Conserved regulatory pathways in age-related loss of plasticity and cognitive function

  • Awardees
  • Bérénice Benayoun, Ph.D. University of Southern California
  • Rozalyn Anderson, Ph.D. University of Wisconsin-Madison
  • Anne Brunet, Ph.D. Stanford University
  • Steven McCarroll, Ph.D. Harvard Medical School
  • Coleen T. Murphy, Ph.D. Princeton University
  • Beth Stevens, Ph.D. Boston Children’s Hospital
  • Yousin Suh, Ph.D. Columbia University
  • Saul Villeda, Ph.D. University of California, San Francisco

As we age, our ability to learn and remember starts to decline, even in the absence of age-related dementia.
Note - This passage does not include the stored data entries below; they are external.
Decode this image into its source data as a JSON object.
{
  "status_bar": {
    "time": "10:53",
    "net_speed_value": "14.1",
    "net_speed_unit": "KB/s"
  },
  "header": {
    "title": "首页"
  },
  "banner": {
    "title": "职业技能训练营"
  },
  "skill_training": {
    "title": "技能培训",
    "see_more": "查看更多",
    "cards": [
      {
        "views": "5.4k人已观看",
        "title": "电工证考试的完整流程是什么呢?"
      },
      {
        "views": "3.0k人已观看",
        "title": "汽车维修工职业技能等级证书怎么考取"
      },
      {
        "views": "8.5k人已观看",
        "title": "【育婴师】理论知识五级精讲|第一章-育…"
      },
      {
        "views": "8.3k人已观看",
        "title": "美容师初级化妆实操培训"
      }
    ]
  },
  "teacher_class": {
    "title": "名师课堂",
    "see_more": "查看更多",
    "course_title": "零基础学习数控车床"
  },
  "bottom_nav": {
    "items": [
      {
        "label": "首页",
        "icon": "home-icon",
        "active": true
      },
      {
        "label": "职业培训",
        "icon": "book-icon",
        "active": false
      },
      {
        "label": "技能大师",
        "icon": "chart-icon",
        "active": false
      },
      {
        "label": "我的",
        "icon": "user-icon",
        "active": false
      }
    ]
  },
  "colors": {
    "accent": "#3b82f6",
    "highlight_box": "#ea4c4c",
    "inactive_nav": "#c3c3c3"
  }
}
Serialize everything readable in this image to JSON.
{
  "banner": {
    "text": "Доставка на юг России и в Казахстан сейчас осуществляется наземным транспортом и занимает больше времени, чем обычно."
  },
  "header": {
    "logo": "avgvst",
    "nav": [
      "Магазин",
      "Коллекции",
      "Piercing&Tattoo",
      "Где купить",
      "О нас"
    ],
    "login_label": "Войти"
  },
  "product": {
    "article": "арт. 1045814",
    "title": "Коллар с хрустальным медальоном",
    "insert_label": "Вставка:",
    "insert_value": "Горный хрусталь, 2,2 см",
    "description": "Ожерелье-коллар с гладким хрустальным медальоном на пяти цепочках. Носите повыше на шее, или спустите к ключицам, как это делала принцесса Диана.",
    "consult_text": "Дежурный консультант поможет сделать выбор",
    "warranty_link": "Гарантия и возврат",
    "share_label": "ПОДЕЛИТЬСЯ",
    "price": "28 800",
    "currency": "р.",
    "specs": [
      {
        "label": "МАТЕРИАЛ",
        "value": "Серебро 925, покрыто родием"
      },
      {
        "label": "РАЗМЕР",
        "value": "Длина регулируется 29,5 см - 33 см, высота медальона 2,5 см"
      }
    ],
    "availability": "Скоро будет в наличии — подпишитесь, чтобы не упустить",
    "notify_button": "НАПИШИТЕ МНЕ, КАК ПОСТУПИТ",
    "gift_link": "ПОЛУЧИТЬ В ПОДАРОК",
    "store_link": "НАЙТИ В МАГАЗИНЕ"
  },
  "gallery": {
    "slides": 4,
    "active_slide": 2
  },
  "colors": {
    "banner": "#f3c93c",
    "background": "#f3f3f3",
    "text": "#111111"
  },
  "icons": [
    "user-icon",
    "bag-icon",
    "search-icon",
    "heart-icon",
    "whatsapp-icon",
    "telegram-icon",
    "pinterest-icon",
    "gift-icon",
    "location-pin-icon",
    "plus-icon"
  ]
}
We haven’t identified the critical molecular changes that occur in the aging brain or how these changes affect plasticity, the brain’s ability to rewire its connections. To develop interventions to slow or reverse this decline, scientists must first characterize these changes at the molecular and cellular levels and identify the key genes that regulate these processes in the brain. Both of these tasks are challenging. We will leverage the genetic similarities between humans and many different organisms, ranging from worms to fish to mice to nonhuman primates, to examine how these organisms’ ability to learn, a behavioral measure of plasticity, changes with age. This approach can identify a set of core hubs of plasticity in the aging brain that are conserved across species, as well as species-specific changes. We will assess how much these regulators are conserved across different cell types, across individuals of the same species and across species. The promising potential therapeutic targets are those that are shared across species, and using multiple model systems and integrating the information across species will yield information that is greater than the sum of the individual systems.